Saturday, May 15, 2010

Trichet Wants 'Quantum Leap' in EU Budget Control

Never waste a good crisis to promote your unpopular agendas.

Jean-Claude "Rahm Emanuel" Trichet wants (barely-)sovereign nations in eurozone to adopt a tighter fiscal union to prevent "bad behavior" like racking up too much debt. The European Commission president José Manuel Barroso, a Portugese, has already proposed a "peer review" process for budget of not just PIIGS but all enrozone members.

Trichet Wants ‘Quantum Leap’ in Euro Budget Control (Richard Weiss and Mark Deen, 5/15/2010 Bloomberg)

"May 15 (Bloomberg) -- European Central Bank President Jean- Claude Trichet called for a “quantum leap” in the way euro- area nations set their budgets and defended his decision to buy bonds from debt-saddled countries such as Greece and Portugal.

"“There is a need for a quantum leap in the governance of the euro area,” Trichet said in an interview with Spiegel magazine published on the ECB website. “There need to be major improvements to prevent bad behavior, to ensure effective implementation of the recommendations made by peers and ensure real and effective sanctions in the case of breaches,” he said.

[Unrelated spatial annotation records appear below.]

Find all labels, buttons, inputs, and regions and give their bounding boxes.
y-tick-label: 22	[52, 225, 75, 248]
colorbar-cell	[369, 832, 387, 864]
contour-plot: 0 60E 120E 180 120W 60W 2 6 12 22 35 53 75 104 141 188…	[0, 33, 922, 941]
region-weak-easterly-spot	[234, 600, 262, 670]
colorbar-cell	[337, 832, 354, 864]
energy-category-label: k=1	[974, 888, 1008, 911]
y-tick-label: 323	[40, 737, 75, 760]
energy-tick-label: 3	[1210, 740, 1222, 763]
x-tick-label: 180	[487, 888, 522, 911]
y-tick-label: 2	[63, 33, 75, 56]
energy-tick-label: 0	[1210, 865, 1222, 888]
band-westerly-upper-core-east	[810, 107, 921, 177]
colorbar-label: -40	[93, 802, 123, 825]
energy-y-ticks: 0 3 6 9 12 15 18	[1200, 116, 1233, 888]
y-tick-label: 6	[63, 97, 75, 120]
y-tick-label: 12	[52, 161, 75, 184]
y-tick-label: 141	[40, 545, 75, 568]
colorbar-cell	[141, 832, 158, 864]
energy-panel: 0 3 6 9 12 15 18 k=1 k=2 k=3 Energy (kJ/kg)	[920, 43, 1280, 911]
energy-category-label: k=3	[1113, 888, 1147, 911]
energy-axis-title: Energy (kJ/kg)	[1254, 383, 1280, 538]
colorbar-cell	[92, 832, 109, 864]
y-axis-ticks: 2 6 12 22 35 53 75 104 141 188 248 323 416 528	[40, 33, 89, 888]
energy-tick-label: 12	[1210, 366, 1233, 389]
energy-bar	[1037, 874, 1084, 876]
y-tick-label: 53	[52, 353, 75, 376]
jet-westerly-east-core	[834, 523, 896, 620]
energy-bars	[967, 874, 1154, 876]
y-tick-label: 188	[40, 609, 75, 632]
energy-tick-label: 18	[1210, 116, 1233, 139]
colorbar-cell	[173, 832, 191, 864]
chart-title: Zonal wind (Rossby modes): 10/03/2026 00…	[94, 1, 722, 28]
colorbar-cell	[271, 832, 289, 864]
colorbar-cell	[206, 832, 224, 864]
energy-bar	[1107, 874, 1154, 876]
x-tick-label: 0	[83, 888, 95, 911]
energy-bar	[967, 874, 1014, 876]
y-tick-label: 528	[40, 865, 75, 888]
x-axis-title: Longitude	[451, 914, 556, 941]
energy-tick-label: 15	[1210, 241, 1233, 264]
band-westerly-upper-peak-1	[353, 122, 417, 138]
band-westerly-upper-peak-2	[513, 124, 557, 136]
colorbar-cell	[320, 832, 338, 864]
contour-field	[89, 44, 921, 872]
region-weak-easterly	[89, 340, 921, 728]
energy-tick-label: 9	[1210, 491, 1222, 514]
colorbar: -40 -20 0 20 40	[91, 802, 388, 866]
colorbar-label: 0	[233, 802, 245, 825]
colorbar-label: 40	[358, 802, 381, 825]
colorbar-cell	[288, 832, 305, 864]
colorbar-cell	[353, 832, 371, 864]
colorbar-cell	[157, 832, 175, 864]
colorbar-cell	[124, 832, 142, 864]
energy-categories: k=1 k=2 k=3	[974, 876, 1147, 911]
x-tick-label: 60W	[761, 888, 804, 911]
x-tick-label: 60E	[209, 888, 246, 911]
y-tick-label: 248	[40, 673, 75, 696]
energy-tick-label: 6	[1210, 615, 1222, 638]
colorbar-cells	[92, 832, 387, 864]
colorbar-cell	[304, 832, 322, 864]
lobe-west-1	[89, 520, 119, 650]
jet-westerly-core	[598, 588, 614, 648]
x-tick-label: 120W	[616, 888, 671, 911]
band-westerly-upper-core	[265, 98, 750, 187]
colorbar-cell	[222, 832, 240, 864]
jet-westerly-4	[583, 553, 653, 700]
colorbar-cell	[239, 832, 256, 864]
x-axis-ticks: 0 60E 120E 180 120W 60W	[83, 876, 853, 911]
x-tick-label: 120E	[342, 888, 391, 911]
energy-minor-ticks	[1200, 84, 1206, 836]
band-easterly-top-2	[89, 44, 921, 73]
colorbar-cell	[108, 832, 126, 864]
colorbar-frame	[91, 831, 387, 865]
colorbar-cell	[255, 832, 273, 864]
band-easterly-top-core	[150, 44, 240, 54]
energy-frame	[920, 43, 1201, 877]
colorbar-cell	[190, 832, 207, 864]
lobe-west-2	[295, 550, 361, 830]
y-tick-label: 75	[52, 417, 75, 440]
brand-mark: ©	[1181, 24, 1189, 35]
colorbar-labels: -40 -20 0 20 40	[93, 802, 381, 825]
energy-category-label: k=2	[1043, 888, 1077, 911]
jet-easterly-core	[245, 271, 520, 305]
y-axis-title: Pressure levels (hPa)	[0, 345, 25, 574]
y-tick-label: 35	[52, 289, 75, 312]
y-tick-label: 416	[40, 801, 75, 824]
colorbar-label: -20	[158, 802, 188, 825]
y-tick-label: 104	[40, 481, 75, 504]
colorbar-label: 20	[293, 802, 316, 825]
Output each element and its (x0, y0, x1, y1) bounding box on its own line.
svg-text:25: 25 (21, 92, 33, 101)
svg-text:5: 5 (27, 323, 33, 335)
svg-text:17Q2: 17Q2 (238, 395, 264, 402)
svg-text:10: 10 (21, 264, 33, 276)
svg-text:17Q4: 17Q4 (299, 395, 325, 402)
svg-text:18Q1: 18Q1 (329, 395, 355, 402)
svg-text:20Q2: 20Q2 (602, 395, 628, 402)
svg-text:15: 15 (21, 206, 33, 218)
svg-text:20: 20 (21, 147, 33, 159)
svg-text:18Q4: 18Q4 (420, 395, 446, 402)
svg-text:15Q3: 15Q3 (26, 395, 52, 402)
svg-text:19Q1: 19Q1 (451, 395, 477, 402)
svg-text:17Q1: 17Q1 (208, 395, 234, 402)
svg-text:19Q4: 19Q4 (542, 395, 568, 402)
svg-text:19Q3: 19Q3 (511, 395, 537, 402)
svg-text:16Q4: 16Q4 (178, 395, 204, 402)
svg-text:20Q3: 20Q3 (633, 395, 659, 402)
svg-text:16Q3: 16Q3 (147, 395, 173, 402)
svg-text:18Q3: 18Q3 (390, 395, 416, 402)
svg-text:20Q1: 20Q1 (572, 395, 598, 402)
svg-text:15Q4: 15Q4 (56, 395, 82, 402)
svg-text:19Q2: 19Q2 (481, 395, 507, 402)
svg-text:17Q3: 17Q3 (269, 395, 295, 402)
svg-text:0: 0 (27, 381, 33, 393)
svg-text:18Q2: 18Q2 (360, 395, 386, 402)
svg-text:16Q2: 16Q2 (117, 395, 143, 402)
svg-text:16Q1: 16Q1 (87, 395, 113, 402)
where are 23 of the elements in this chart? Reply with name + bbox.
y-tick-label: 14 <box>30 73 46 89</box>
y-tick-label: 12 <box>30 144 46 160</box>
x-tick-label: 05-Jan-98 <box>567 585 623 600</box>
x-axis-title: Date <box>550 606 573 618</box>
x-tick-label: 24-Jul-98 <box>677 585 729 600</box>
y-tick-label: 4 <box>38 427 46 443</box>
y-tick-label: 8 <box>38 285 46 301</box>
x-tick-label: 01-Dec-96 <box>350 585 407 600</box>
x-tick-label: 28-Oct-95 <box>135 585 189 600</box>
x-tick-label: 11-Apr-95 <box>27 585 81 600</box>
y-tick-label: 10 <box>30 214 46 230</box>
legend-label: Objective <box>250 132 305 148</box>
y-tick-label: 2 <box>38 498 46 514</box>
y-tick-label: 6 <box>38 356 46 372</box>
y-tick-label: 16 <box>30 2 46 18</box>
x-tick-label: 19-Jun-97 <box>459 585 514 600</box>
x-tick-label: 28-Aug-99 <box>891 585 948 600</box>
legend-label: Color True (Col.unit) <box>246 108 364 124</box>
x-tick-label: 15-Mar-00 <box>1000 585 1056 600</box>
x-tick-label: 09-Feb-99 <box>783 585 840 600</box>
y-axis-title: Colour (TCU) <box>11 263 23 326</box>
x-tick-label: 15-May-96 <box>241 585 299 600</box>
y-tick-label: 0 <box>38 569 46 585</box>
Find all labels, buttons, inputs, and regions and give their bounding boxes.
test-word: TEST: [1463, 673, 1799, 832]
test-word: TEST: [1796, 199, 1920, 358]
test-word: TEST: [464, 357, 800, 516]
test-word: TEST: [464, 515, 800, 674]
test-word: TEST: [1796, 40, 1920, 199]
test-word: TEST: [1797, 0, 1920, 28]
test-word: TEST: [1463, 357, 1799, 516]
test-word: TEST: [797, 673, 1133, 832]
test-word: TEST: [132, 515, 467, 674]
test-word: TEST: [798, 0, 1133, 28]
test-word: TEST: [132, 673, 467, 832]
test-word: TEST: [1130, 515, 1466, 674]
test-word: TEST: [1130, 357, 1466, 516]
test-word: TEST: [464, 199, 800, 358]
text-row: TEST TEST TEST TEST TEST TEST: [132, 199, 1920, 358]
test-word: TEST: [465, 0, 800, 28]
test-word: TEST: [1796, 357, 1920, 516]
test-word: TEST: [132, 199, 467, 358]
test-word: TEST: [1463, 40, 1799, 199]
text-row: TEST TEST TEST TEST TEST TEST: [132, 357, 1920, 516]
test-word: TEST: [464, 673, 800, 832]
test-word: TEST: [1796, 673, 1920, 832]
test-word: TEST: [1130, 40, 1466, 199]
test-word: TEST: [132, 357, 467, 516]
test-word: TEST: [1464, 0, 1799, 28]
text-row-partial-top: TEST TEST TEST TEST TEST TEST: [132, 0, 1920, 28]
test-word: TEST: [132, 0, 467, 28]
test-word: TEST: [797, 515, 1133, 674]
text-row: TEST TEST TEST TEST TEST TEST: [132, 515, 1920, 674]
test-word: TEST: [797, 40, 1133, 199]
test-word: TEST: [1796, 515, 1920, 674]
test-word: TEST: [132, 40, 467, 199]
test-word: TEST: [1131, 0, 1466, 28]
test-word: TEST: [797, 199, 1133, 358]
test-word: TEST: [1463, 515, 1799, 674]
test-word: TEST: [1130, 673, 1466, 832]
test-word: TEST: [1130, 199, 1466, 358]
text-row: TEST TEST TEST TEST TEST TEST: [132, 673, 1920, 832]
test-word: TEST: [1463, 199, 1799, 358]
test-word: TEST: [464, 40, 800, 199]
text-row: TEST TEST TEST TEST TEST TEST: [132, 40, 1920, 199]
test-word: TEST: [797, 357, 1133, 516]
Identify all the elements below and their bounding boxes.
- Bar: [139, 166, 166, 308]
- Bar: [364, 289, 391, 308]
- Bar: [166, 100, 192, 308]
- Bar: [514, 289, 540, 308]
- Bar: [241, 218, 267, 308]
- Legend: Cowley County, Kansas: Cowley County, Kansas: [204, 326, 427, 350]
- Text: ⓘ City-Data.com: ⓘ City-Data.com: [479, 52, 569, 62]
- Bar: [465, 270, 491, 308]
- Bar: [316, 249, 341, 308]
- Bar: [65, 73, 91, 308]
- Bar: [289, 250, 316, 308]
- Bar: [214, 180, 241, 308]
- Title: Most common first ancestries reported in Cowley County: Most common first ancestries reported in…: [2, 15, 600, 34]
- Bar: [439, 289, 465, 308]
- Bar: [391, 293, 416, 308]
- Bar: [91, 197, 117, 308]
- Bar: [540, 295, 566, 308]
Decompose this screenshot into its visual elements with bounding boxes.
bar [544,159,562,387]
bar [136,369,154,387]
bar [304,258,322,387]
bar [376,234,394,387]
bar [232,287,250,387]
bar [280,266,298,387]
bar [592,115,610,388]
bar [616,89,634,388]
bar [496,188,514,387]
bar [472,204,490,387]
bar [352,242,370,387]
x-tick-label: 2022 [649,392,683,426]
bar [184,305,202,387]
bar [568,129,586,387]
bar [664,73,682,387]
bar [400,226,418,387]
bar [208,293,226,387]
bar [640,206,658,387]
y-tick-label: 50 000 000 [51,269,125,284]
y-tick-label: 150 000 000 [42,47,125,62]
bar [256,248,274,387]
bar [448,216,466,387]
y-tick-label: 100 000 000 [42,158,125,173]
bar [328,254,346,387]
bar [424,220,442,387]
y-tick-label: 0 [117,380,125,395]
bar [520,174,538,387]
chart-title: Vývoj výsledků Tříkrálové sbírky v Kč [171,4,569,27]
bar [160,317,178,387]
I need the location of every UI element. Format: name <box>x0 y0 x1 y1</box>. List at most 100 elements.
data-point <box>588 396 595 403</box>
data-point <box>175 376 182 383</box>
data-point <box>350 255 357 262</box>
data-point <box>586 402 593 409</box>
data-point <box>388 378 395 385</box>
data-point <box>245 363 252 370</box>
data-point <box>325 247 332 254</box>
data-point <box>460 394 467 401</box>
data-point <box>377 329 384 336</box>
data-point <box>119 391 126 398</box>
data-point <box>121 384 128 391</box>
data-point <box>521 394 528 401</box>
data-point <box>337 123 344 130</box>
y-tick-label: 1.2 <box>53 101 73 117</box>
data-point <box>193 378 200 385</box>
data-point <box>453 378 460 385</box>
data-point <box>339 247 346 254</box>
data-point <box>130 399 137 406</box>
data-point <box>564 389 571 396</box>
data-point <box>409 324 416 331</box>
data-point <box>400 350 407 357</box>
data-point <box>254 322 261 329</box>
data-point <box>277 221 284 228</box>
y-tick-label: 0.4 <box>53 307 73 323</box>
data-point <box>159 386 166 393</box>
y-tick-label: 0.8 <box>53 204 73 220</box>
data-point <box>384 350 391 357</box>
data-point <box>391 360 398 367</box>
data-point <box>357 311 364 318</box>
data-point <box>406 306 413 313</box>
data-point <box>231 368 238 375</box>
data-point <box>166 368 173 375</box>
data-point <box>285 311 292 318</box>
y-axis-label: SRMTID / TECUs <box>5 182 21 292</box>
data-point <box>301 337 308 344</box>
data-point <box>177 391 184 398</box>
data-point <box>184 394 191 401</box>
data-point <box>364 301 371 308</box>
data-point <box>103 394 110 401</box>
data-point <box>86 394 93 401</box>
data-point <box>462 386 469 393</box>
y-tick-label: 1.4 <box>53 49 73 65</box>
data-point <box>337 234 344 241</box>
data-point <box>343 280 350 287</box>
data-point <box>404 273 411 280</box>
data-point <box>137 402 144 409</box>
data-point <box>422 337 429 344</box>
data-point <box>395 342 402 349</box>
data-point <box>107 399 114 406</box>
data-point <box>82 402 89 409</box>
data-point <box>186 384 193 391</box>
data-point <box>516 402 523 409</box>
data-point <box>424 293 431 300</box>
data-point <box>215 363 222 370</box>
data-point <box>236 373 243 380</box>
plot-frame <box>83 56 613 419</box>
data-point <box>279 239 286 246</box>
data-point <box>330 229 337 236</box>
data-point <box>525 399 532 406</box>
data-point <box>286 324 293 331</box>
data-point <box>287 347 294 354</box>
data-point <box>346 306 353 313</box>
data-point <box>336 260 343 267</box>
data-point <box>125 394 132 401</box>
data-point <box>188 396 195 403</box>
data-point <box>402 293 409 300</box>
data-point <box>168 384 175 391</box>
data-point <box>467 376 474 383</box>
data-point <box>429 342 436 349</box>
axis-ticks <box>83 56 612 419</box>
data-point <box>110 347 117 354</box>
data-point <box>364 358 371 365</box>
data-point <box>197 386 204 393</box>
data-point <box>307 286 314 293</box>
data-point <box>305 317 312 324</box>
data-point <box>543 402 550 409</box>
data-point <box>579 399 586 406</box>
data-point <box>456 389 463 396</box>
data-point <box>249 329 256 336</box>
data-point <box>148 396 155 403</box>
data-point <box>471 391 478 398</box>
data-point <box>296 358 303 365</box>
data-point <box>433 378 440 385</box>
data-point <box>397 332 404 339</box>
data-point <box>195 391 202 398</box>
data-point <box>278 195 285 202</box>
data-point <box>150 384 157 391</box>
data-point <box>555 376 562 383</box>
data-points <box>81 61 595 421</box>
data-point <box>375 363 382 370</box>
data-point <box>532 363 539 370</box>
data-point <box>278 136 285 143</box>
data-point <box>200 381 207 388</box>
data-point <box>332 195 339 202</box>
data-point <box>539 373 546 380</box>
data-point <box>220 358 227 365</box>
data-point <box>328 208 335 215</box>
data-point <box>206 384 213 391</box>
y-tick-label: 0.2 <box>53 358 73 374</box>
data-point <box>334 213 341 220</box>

"Trichet, who said the current crisis may be worse than the Great Depression, is fending off critics who say the ECB caved into political pressure as the sovereign-debt crisis stirred speculation that Europe’s single currency may break up.

"While the 16 members of the euro share a common monetary policy, members are responsible for their own fiscal decisions. That allowed Greece’s budget deficit to reach almost 14 percent of its gross domestic product, exceeding the EU’s 3 percent limit without penalty. Germany’s is 3.2 percent of its GDP.

"Trichet’s move came in tandem with a decision by European Union nations to push through a $1 trillion aid package to support members of the club who face the highest borrowing costs. The ECB’s debt purchases helped push down two-year bond yields over the course of the past week, making it less expensive for indebted nations to finance themselves." [The article continues.]

It is almost absurd to talk about "a common monetary policy" of the eurozone, as there's hardly anything common about the 16 eurozone member countries other than they are located on the European continent.

Euro, a political currency created for wealth transfer from productive nations (think Germany) to not-so-productive nations (think PIIGS) (that's my humble opinion, more in a later post), remains a political tool to force the EU political integration whether the peoples in the member countries like it or not.

The European Commission as executive body, the ECB the central bank, the Council of the European Union and the European Parliament as legislative body, the Court of Justice of the European Communities as judicial body. Sovereignty? What a quaint, 20th century idea!

Never waste a good crisis. Or if there is no crisis, create one.

It should be Germany, not France, who should be threatening to pull out of euro.